Publication year - 1993
Publication title -
journal of cellular biochemistry
Language(s) - English
Resource type - Journals
SCImago Journal Rank - 1.028
H-Index - 165
eISSN - 1097-4644
pISSN - 0730-2312
DOI - 10.1002/jcb.240531021
Subject(s) - nasopharyngeal carcinoma , virus , population , disease , immunology , medicine , etiology , cancer , occult , antibody , epstein–barr virus , virology , pathology , alternative medicine , environmental health , radiation therapy
The Epstein‐Barr virus (EBV) has been studied for over 25 years as a probable cause of certain human cancers, including nasopharyngeal carcinoma (NPC). This is a low‐incidence head and neck cancer in Western countries (including the USA), but is the third‐leading cancer in males in Southeast Asia. Evidence supporting an etiologic relation between this virus and NPC includes the fact that there is a 100% infection rate in patients with this cancer and that EBV DNA and antigens have been demonstrated in all biopsies examined to date. The determination that EBV is at least a major co‐factor in the etiology of NPC has led to the development of new diagnostic and prognostic tests for this disease using anti‐viral markers. Of particular importance to the diagnosis of NPC were the findings, initially reported by the Henles [Int J Cancer 17:1–7, 1976], that the serum of patients with NPC contain IgA antibodies to EBV at a high frequency. In general, 80–90% of patients with this disease contain serum IgA antibodies to EBV as opposed to 10–30% of the normal population. This finding has resulted in the development and successful employment of tests measuring this antibody as adjuncts to pathology in the diagnosis of NPC including the occult form. In addition, this finding has resulted in the development of tests for the early detection of this disease.
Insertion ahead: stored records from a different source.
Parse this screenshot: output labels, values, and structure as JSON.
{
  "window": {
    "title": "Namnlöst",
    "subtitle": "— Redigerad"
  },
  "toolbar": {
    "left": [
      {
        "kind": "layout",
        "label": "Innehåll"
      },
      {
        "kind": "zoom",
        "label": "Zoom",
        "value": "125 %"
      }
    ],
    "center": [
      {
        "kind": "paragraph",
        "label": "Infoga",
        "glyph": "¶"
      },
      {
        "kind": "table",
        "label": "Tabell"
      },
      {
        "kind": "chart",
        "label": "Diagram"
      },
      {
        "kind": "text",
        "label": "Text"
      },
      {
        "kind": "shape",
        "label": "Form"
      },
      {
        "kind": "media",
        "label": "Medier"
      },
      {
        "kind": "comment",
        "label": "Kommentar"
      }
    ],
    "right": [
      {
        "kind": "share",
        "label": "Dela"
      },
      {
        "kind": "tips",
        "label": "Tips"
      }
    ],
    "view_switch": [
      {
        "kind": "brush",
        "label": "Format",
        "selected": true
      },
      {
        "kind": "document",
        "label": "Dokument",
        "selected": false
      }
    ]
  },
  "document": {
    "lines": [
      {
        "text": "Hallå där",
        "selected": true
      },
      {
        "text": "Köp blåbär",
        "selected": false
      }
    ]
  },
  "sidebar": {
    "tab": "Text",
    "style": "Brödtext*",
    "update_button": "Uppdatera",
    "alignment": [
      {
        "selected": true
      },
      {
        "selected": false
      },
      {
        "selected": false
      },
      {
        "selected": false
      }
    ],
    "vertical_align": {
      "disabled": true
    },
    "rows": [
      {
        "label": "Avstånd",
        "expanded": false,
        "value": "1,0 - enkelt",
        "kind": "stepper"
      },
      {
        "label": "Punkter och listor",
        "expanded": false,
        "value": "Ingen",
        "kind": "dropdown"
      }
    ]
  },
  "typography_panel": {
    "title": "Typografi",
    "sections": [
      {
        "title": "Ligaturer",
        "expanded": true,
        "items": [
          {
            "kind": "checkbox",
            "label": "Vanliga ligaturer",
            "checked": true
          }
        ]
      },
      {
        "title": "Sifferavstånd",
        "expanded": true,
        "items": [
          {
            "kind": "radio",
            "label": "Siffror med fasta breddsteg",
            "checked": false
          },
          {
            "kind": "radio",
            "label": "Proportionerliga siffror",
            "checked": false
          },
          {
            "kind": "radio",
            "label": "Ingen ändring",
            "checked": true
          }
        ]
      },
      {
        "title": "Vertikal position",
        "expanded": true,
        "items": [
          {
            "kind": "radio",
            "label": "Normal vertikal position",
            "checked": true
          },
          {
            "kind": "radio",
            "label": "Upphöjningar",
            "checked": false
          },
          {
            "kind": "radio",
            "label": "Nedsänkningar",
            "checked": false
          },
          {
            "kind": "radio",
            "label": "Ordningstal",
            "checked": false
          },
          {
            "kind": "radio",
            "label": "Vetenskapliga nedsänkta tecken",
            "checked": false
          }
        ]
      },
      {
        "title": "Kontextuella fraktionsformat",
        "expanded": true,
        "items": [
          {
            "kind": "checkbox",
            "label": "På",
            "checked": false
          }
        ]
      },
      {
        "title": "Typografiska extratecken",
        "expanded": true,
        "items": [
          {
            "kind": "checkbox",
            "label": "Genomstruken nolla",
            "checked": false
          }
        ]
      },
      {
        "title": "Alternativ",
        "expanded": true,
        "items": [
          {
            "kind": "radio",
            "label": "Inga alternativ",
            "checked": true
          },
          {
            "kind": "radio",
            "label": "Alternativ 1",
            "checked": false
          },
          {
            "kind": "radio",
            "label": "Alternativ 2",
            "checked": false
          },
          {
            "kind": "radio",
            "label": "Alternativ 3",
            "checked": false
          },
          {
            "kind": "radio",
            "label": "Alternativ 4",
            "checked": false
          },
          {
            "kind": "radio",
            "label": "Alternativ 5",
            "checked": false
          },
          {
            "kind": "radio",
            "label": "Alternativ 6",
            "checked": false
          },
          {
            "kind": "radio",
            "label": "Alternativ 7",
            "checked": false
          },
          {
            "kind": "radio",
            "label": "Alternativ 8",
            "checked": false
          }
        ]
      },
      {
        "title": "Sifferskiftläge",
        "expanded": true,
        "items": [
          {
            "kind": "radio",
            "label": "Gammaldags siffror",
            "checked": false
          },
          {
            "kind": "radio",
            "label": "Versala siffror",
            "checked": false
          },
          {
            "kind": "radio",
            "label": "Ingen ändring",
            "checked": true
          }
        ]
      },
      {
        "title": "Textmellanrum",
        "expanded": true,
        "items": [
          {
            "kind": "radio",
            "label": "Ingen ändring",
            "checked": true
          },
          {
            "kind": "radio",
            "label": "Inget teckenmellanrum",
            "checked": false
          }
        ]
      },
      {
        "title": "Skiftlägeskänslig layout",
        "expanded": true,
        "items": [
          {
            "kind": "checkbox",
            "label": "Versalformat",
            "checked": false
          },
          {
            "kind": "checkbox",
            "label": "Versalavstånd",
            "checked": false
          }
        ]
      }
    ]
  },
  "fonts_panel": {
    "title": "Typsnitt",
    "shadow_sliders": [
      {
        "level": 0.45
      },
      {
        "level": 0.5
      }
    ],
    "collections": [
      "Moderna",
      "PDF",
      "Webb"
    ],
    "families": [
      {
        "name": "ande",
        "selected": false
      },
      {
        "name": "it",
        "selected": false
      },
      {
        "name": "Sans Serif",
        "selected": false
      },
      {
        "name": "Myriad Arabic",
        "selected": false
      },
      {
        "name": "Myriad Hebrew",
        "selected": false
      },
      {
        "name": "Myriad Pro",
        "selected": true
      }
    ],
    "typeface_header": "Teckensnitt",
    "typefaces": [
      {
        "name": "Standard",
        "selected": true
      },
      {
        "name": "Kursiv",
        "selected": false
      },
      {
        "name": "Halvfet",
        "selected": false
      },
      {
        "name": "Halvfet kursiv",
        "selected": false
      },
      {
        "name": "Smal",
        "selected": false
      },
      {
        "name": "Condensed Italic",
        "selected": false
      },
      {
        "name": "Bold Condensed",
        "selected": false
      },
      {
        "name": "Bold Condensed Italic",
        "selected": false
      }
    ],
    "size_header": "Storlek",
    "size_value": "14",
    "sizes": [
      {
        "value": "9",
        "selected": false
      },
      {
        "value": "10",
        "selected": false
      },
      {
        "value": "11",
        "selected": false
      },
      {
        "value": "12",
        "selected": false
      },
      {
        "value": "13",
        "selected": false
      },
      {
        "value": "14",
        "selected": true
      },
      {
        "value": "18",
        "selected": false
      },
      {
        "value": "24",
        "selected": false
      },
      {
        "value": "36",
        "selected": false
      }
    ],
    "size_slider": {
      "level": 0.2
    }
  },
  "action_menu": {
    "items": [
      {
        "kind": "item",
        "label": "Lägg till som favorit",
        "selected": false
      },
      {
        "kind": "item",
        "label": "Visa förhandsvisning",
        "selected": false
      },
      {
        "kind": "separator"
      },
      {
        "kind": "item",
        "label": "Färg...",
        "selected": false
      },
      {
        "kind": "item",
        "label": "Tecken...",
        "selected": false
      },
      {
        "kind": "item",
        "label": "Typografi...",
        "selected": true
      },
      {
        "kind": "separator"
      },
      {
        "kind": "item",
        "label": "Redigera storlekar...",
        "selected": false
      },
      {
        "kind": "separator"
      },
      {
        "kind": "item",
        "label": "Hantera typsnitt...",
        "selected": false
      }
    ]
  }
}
The IgA test for antibodies to EBV is currently employed in large screening programs in Southeast Asia designed to identify those individuals at risk for the development of NPC. Results from these screening programs that have now been ongoing for over 5 years indicate that the incidence of NPC is 100–1000‐fold higher in IgA antibody‐positive individuals as opposed to IgA anti‐EBV antibody‐negative individuals, demonstrating the value of this IgA test for identifying individuals at high risk for NPC. The fact that this antibody test can be used reliably for the detection of early NPC should lead to earlier and more successful treatment of this disease.